O curso da Escola Guerra que nos interessa aqui é aquele chamado Curso de Altos Estudos de Política e Estratégia (CEAPE), que é o primeiro e o mais importante entre todos os outros ofertados pela ESG. Esse curso era, até 1996, chamado Curso Superior de Guerra. Além dele, são ofertados outros cursos como os seguintes: Curso Avançado de Defesa Sul-Americano, Curso de Estado-Maior Conjunto, Curso de Gestão de Recursos de Defesa, Curso de Análise de Crises Internacionais, Curso de Logística e Mobilização Nacional, Curso Superior de Defesa, Curso Superior de Inteligência Estratégica, Programa de Extensão Cultural da Escola Superior de Guerra (PECESG), CDICA, Curso de Altos Estudos de Defesa, Curso de Direito Internacional dos Conflitos Armados, Curso de Diplomacia de Defesa, Arquivos Cursos e Regimento”. Além dos cursos mencionados, possui um Programa de Pós-Graduação em Segurança Internacional e Defesa (com equivalência universitária).

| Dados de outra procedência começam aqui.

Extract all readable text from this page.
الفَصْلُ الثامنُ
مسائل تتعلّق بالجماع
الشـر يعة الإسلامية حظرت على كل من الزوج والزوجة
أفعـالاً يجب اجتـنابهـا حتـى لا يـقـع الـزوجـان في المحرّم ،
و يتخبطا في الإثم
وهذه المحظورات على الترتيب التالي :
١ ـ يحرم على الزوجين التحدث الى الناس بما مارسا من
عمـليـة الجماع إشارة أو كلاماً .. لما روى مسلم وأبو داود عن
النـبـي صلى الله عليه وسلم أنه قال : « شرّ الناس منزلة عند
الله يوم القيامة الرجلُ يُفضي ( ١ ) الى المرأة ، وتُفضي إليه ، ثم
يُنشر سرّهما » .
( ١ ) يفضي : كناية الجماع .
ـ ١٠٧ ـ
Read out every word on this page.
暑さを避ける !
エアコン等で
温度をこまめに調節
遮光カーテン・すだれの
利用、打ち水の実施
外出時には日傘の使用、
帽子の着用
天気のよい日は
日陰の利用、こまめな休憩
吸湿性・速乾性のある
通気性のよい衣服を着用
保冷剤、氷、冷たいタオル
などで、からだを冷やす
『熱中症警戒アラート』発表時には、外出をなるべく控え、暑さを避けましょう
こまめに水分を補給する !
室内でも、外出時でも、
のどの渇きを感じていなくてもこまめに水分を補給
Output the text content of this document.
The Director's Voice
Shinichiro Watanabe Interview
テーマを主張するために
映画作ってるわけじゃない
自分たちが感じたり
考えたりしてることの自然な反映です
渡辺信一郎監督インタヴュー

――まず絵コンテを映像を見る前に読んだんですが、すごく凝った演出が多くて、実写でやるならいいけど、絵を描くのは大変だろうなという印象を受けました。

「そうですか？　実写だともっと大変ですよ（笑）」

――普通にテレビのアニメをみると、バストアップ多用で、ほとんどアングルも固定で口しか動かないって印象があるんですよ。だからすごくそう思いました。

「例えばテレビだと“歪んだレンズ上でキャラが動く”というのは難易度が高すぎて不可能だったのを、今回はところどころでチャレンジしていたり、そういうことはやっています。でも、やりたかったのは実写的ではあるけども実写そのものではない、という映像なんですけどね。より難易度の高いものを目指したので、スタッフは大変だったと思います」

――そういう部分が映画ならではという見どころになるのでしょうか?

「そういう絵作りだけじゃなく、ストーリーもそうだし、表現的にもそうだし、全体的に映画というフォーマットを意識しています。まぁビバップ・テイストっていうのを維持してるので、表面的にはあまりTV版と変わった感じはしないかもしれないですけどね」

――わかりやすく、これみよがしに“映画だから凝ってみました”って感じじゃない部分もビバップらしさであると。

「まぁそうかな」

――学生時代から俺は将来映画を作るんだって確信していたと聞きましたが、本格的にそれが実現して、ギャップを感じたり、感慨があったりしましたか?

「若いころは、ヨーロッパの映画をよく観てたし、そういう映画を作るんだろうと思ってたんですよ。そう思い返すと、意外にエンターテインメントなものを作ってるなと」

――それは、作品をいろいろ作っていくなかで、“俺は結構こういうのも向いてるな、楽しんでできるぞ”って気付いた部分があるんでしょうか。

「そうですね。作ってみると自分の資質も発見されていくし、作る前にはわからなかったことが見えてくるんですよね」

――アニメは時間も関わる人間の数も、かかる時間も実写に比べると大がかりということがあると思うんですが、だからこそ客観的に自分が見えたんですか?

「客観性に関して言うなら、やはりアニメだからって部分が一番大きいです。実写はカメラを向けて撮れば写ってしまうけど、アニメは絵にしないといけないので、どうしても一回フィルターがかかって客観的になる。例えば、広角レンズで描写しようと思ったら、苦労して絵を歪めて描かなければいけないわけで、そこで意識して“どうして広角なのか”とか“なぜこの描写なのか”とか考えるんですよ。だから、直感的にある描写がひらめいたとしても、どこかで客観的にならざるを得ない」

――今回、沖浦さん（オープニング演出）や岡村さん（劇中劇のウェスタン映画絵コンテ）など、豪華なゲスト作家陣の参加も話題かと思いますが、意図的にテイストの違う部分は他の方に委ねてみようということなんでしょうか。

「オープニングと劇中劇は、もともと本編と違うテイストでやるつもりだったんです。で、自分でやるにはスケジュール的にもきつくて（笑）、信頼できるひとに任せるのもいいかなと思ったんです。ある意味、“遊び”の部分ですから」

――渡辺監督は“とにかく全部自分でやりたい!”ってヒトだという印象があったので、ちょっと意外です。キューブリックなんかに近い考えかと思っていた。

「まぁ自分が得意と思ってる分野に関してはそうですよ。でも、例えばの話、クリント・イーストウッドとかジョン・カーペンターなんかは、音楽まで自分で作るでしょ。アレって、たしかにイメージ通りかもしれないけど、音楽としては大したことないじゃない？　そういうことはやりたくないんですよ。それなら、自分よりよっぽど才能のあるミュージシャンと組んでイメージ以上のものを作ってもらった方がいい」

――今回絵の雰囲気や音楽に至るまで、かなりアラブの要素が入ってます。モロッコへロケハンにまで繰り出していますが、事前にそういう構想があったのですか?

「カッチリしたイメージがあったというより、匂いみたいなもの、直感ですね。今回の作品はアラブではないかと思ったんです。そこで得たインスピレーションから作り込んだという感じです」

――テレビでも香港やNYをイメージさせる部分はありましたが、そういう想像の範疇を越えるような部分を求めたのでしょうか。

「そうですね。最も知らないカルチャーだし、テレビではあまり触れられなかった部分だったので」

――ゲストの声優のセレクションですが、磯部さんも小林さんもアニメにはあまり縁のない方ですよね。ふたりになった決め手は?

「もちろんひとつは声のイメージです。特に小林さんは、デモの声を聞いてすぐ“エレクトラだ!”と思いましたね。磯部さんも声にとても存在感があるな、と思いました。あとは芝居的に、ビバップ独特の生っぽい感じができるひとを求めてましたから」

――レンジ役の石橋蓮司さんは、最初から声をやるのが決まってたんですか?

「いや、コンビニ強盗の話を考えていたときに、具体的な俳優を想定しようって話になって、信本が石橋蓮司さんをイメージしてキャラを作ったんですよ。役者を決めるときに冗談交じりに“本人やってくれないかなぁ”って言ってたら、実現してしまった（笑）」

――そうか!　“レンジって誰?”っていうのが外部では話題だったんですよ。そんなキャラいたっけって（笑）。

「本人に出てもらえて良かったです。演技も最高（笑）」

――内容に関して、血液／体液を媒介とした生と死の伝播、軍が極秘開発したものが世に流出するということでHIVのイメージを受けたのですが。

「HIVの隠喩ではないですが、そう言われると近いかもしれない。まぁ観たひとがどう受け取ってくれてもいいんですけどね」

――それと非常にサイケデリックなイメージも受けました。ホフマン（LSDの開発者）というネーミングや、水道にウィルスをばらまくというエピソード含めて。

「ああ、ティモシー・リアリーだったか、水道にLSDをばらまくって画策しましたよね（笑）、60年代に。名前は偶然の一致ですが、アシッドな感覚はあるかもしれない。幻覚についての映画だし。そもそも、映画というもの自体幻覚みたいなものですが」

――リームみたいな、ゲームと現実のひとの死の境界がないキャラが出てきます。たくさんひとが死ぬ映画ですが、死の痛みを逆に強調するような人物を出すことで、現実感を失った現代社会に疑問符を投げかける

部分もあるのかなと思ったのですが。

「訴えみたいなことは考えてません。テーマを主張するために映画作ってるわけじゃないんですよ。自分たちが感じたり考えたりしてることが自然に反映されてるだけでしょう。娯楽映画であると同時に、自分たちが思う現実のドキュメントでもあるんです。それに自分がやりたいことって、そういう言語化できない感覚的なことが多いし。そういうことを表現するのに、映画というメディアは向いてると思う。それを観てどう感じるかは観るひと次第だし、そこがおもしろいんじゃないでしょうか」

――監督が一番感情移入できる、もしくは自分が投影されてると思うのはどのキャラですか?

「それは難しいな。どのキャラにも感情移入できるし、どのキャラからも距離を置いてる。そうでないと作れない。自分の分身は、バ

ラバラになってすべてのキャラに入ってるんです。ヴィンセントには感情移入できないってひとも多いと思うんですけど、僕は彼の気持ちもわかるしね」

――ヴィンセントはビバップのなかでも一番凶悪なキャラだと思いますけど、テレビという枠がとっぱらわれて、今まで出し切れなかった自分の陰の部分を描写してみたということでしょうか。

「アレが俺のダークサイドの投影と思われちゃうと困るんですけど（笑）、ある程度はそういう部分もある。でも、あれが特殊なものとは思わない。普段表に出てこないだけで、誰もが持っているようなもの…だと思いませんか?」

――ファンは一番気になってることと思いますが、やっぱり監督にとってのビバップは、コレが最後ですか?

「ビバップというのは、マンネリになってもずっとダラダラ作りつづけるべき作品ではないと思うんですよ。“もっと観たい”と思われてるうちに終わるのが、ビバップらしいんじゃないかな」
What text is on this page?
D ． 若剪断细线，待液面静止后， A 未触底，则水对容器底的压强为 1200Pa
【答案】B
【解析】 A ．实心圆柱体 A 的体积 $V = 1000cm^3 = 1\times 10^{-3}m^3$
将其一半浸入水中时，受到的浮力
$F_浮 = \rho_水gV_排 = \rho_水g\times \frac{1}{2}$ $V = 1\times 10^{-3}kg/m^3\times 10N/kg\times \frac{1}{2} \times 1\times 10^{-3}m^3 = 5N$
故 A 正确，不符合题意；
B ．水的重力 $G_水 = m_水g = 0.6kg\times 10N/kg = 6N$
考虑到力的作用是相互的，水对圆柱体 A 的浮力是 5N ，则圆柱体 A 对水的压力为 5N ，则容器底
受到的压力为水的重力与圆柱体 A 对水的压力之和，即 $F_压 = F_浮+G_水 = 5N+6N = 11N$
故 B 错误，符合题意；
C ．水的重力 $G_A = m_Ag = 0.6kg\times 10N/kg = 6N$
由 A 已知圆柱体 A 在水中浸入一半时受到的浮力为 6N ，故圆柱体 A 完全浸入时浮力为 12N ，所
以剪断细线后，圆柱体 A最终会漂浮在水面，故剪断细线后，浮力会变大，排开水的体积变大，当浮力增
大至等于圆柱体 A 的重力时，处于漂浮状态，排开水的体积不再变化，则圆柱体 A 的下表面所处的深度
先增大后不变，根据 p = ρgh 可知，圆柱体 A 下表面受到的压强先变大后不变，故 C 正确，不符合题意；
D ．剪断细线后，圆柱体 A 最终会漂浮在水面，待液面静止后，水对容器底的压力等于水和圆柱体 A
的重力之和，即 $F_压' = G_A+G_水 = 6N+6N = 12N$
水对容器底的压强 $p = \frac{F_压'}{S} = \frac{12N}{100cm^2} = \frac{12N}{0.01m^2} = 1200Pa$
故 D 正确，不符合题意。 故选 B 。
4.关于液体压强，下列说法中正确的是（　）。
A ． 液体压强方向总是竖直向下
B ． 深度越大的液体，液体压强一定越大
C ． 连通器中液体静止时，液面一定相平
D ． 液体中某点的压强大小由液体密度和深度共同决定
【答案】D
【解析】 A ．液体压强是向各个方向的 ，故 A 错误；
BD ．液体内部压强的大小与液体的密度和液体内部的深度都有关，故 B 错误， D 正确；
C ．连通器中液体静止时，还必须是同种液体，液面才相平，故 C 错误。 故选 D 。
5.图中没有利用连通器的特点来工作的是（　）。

O CEAPE visa à preparação de elites intelectuais militares e civis para pensar a doutrina militar de defesa do Brasil. Como está escrito no sítio da instituição, a “destinação atual do CAEPE é preparar civis e militares, do Brasil e das Nações Amigas, para o exercício de funções de direção e assessoramento de alto nível na administração pública, em especial nas áreas de segurança e da defesa nacional”. Da citação acima, observa-se que houve um alargamento da oferta do curso para militares de “nações amigas” da América Espanhola e da África. Antes excluídas, as mulheres também passaram a fazer o referido curso a partir de 1983. Em adição a isso, é dito que os quadros formados por esse curso são para ocupar posições de poder e liderança nos altos escalões da máquina estatal brasileira.
O Curso Superior de Guerra teve o seu nome trocado para Curso de Altos Estudos de Política e Estratégia em 1985, tempo em que também teve lugar uma reforma do seu conteúdo programático – o que coincide com o fim da ditadura militar, mas não exatamente com aquele da Guerra Fria (1981). Não foi encontrada no sítio da ESG a grade curricular do curso na sua primeira versão, mas somente a lista das disciplinas do currículo em vigor. O que precisam saber os estagiários (assim são chamados os seus “estudantes”; em inglês “interns”) militares e civis que frequentam o CEAP?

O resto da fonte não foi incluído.